Dra. Elaine Maria Canto da Fonseca (RELATORA)

Cuida-se de apelações interpostas pelas partes, em face da sentença que, além de não ter reconhecido a legitimidade do banco para responder ao processo, ainda declarou a ilegalidade do protesto.

APELO DA ASSOCIAÇÃO COMERCIAL.

A parte autora recorreu da sentença, alegando que o banco deve ser responsabilizado, porquanto indicou, a protesto, boleto bancário, o qual entende não ser passível de tal ato, por falta de permissivo legal.

Segundo a autora, a discussão nada tem a ver com o fato de o banco atuar como simples mandatário do emitente, mas com a impropriedade do envio de um boleto bancário a protesto, que não pode ser confundido com uma duplicata.

Analisando os autos, verifico que as alegações vertidas no recurso da Associação autora não figuram na petição inicial, não sendo uma das causas de pedir, logo evidenciada está a inovação recursal.

A inovação recursal é vedada pelo nosso ordenamento jurídico, porque importa em alteração da causa de pedir.

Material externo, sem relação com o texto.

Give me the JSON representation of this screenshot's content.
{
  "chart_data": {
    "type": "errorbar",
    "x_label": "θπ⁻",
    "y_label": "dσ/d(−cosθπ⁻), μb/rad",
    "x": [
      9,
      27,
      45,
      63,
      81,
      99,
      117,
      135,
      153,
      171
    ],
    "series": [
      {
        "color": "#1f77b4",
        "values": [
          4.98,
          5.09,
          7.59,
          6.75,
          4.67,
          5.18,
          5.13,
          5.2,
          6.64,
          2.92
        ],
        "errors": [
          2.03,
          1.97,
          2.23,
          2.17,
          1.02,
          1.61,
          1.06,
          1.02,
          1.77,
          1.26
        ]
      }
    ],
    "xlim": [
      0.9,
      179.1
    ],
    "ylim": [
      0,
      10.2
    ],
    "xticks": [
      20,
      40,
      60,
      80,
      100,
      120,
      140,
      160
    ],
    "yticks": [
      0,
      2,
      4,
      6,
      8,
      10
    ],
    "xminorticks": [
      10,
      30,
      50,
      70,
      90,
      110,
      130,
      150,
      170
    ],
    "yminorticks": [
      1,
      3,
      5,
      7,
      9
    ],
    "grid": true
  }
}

“Por inovação entende-se todo elemento que pode servir de base para a decisão do tribunal, que não foi argüido ou discutido no processo, no procedimento de primeiro grau de jurisdição. Não se pode inovar no juízo de apelação, sendo defeso às partes modificar a causa de pedir ou o pedido (nova demanda).”
 
Pela impossibilidade de inovação recursal:
 
APELAÇÃO CÍVEL. NEGÓCIOS JURÍDICOS BANCÁRIOS. CONTRATOS BANCÁRIOS. EXECUÇÃO DE TÍTULO EXTRAJUDICIAL. EMBARGOS À EXECUÇÃO. MULTA CONTRATUAL. INOVAÇÃO RECURSAL. Não merece conhecimento o recurso que pretende o exame de questões que não foram apreciadas no juízo a quo. A pretensão perante o juízo ad quem caracteriza inovação recursal. (...) RECURSO CONHECIDO EM PARTE E DESPROVIDO. (Apelação Cível Nº 70057310112, Décima Oitava Câmara Cível, Tribunal de Justiça do RS, Relator: João Moreno Pomar, Julgado em 20/03/2014)-grifei-
 
APELAÇÃO CÍVEL. DIREITO PRIVADO NÃO ESPECIFICADO. AÇÃO DECLARATÓRIA E INDENIZATÓRIA. TELEFONIA MÓVEL. PLANO EMPRESARIAL. LEGALIDADE DAS COBRANÇAS E INEXIGIBILIDADE DOS DESCONTOS. RAZÕES DO RECURSO DISSOCIADAS DOS FUNDAMENTOS DA SENTENÇA. INOVAÇÃO RECURSAL. NÃO CONHECIMENTO. O recurso de apelação deve apresentar fundamentos de fato ou de direito que ataque diretamente a fundamentação da sentença, nos moldes do art. 514, do CPC. A mera interposição do apelo, com razões totalmente dissociadas dos fundamentos específicos da sentença, e que ventila questões que não foram objeto da contestação, não possui força para reformar o provimento judicial. Inovação recursal incabível. (...) NÃO CONHECERAM DE PARTE DO RECURSO DA RÉ E, NA EXTENSÃO EM QUE CONHECIDO, NEGARAM-LHE PROVIMENTO, E DERAM PARCAL PROVIMENTO AO APELO DA AUTORA. UNÂNIME. (Apelação Cível Nº 70057396525, Décima Oitava Câmara Cível, Tribunal de Justiça do RS, Relator: Pedro Celso Dal Pra, Julgado em 20/03/2014)-grifei-
 
APELAÇÃO CÍVEL. AÇÃO DE INDENIZAÇÃO. PERDAS E DANOS. LUCROS CESSANTES. Inovação recursal no que tange ao pedido de indenização por dano moral. Pretensão recursal não conhecida. (...) NEGARAM PROVIMENTO AO RECURSO. UNANIME. (Apelação Cível Nº 70041768185, Décima Oitava Câmara Cível, Tribunal de Justiça do RS, Relator: Nelson José Gonzaga, Julgado em 24/10/2013)-grifei-
 
Conforme se vê da petição inicial, a parte autora fundamenta sua ação, no fato de que houve a emissão de duplicatas frias em seu nome e que a responsabilidade do banco reside em ter recebido as duplicatas, sem causa e sem aceite.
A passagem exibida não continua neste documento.